The write_naming_csv() function will use the returned matrix from generate_csv() to create a naming .csv file that will work with the Sequencing File Renamer. 

# Example Use Cases

## Example 1: Easy
The first example will be a relatively simple one. This is also the example shown in the Test Data directory; all of the sequencing files, generated csv files, and outputs can be found there. In this case, there is 1 gene with 1 amplicon being genotyped. The amplicon will be genotyped with 3 different sequencing oligos and 8 templates (clones). This means there are 24 total samples being genotyped. We begin by defining paths for our csv files:

In [81]:
sequencing_data_csv_path = 'Test Data/full_data.csv'
naming_csv_path = 'Test Data/gen_name_ref.csv'

Then, we can start defining data for our samples. Please note in this example that the $genes$ variable is a list, the $amplicons$ variable is a 2D list, and the $oligos$ variable is a 3D list. This is so that the generator will work for more complex use cases. Please also note that the amplicons are labeled as strings with both bounding primers, such as '10_35'. This would refer to the amplicon bounded by primers 10 and 35 (the primers that were used in PCR).

In [89]:
base_data = 'Evan_09-20-22_sequencing_easy'
genes = ['gene1']
amplicons = [['10_35']] 
oligos = [[[1, 2, 3]]]
clones = 8

Finally, we can run our functions to generate the csv files. You may set the default variable $append$ to True if you would like the data to be appended to the end of the csv files (if they exist) instead of overwriting. 

In [90]:
naming_data = gen.generate_csv(base_data, genes, amplicons, oligos, clones, sequencing_data_csv_path)
gen.write_naming_csv(naming_csv_path, naming_data)

## Example 2: Hard
The next example will be more complex. In this case, there will be 3 genes: gene1, gene2, and gene3. Each gene will have 1, 2, and 3 amplicons respectively. Each amplicon will have a different set of sequencing oligos. Each oligo will have 4 clones. 

In [86]:
sequencing_data_csv_path = 'Test Data/full_data.csv'
naming_csv_path = 'Test Data/gen_name_ref.csv'

base_data = 'Evan_09-20-22_sequencing_hard'
genes = ['gene1', 'gene2', 'gene3']

gene1_amplicons = ['1_2'] # 1 amplicon
gene2_amplicons = ['3_4', '5_6'] # 2 amplicons
gene3_amplicons = ['7_8', '9_10', '11_12'] # 3 amplicons
amplicons = [gene1_amplicons, gene2_amplicons, gene3_amplicons]

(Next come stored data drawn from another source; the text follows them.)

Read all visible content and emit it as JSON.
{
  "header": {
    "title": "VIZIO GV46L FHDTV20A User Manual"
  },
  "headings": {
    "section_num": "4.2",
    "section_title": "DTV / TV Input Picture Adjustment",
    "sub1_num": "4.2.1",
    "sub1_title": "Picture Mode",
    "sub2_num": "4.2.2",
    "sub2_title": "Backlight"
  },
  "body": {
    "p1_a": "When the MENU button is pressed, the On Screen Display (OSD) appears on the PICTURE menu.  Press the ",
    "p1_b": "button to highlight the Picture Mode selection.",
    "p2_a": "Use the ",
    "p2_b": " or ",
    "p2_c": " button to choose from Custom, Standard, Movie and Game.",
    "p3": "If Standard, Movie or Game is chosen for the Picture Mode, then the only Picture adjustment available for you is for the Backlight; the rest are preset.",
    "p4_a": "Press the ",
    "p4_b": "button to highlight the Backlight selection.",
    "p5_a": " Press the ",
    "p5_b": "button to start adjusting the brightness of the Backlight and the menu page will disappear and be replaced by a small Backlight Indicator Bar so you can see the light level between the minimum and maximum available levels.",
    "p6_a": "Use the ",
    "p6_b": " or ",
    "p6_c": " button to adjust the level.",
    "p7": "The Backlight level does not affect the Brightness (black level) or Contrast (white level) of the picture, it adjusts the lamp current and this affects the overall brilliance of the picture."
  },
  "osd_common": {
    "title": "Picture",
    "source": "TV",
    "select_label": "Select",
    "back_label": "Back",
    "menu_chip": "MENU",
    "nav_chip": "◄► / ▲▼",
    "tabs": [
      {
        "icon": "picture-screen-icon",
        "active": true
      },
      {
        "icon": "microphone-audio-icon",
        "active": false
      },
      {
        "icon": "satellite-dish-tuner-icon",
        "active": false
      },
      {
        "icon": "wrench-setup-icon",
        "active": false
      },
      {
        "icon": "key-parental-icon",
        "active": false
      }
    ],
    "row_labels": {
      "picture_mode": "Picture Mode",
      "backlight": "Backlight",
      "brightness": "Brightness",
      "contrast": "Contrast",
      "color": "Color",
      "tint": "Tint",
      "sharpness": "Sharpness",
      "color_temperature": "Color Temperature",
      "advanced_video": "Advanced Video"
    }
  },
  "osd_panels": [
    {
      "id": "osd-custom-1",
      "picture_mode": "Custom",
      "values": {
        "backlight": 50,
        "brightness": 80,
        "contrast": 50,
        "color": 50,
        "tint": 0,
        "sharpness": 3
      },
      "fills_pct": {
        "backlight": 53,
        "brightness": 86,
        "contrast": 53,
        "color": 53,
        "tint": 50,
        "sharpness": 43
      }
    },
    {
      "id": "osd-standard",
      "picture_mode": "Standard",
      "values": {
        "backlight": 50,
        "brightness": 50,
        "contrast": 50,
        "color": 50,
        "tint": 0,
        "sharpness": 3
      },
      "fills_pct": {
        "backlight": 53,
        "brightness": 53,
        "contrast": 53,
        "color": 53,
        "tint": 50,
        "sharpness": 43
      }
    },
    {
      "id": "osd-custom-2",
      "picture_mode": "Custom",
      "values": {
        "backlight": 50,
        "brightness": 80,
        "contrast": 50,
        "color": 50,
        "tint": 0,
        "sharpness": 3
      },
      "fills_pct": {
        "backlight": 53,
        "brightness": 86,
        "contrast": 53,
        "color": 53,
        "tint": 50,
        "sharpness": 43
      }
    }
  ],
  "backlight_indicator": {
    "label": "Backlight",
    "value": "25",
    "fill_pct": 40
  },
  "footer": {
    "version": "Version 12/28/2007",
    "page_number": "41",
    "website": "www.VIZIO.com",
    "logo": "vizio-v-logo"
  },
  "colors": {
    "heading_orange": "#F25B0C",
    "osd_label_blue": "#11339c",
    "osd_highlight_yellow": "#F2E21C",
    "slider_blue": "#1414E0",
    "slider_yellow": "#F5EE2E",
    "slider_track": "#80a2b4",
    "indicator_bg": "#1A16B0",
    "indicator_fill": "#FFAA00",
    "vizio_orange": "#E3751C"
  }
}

gene1_oligos = [[1, 2, 3]] # note this is a 2D list. the length of the outer list should match the number of amplicons
gene2_oligos = [[4, 5, 6], [7, 8, 9]] # 3 oligos for each amplicon of gene2. 
gene3_oligos = [[10, 11, 12], [13, 14, 15], [16, 17]] # can have different numbers of oligos for each amplicon
oligos = [gene1_oligos, gene2_oligos, gene3_oligos] # the final oligos variable will be a 3D list

clones = 4

naming_data = gen.generate_csv(base_data, genes, amplicons, oligos, clones, sequencing_data_csv_path, append=True)
gen.write_naming_csv(naming_csv_path, naming_data, append=True)

This program will allow each gene to have a variable number of amplicons, and each amplicon can have a variable set of oligos, each with some number of clones. This can help organize complex genotyping experiments and simplify submission to the DNA Sequencing Facility by using the naming csv in conjunction with the Sequencing File Renamer.